Ronny was? reluctant. Then he went to meet the singer. From a
'57 T-Bird emerged a guy with hair down to his collar wearing
candy-apple red patent leather shoes with zippers. His name
was Warren Novak. Ronny joined the Raveons.
Before
long, Elliott signed on with The Outsiders and enjoyed the
benefits of a small pond. That group morphed into the Soul
Trippers with the cockeyed service of a New York pr firm once
the band with the same name from Cleveland hit the top 10.
In '66,
Elliott hooked up with his pal Buddy Richardson and formed
Noah's Ark. They landed a deal to cut some singles for Decca,
the label home at that time for Ricky Nelson, Brenda Lee and
the early Who. Noah's Ark messed with feedback, violin bows
and noise - stuff that would soon fall into the realm of
psychedelic rock. They cut a proto psychedelic garage song
called "Paperman" that garnered a bit of exposure. (Elliott
recalls receiving minimal BMI checks from Sweden and Japan.)
Elliott
quit Noah's Ark in 1968, tried to form an R&B group, but could
rarely get all the members in the same room at the same time.

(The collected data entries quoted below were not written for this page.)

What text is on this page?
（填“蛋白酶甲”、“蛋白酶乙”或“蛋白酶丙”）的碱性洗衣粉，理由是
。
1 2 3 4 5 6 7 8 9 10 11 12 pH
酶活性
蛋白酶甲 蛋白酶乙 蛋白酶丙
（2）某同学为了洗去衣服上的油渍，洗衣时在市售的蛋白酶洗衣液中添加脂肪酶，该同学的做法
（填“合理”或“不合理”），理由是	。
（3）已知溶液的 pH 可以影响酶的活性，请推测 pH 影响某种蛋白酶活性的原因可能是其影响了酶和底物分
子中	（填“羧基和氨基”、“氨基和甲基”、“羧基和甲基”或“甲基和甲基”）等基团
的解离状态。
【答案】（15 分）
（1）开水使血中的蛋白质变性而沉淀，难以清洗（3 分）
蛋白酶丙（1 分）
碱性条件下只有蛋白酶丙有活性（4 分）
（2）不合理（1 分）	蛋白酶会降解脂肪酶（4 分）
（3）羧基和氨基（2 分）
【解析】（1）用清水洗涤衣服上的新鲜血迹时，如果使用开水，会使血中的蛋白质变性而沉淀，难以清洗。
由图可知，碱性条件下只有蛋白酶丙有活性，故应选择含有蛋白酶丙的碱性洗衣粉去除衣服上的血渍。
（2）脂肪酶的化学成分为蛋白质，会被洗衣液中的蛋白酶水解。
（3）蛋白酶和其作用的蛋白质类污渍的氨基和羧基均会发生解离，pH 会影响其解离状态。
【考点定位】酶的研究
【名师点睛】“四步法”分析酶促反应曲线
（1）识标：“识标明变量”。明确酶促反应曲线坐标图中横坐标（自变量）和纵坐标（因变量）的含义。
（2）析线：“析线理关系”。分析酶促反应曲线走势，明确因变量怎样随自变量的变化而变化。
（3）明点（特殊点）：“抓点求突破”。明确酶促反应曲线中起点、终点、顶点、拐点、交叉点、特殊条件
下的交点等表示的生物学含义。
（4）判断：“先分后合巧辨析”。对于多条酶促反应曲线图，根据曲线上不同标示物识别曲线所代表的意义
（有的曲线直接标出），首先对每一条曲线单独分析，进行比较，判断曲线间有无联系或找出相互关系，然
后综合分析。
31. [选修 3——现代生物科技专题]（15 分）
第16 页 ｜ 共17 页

The remnants of that outfit constituted Your Local Bear, which
Elliott calls a hillbilly band. They opened for Hendrix at
Curtis Hixon Hall. "After we finished, our job was to stand
behind his Marshall cabinets in case he whacked them," Elliott
says. Local Bear was a short-lived venture. Next was
Duckbutter, a "psychedelic vaudeville hillbilly revue," that
featured a front- man Harry Hayward, who was also a magician.
By
1970, Elliott had pretty much taken himself out of the scene.
He promoted some shows, including the only time Duane AlIman
played a full set with Eric Clapton's Derek & the Dominoes. It
was at Curtis Hixon Hall in Tampa.
Duckbutter arose off and on over the next couple of decades
through country rock n roll, new wave and punk with
oddball brushes with the music and record business which
Elliott was always trashing.
After
discovering that there was a new market for the hillbilly
rock n roll that he had been working for several decades he
joined forces again with Harry Hayward with both of them on
somewhat shaky guitar and formed Loco Siempre.
It was
soon obvious to the slow learner that at his age someone would
always be marrying, divorcing, dying or cracking up. Starting
over annually was no longer an option.
With a
crude 8-track set-up in his house, Elliott recorded an album,
Ronny Elliott & the Nationials, an
unreconstructed, lo-fi effort that received strong critical
response and positive reactions from industry people.
Ronny
and the Nationals have gone on to release six more critically
acclaimed records. His latest Valentine Roadkill
was honored as one of the top ten Americana Albums 2005 by
MOJO Magazine.
The
Nationals have kept the original line-up from the first job
with the addition of Jim McNealon on steel. Not bad for a
bunch of misfits who don't consider this a band at all.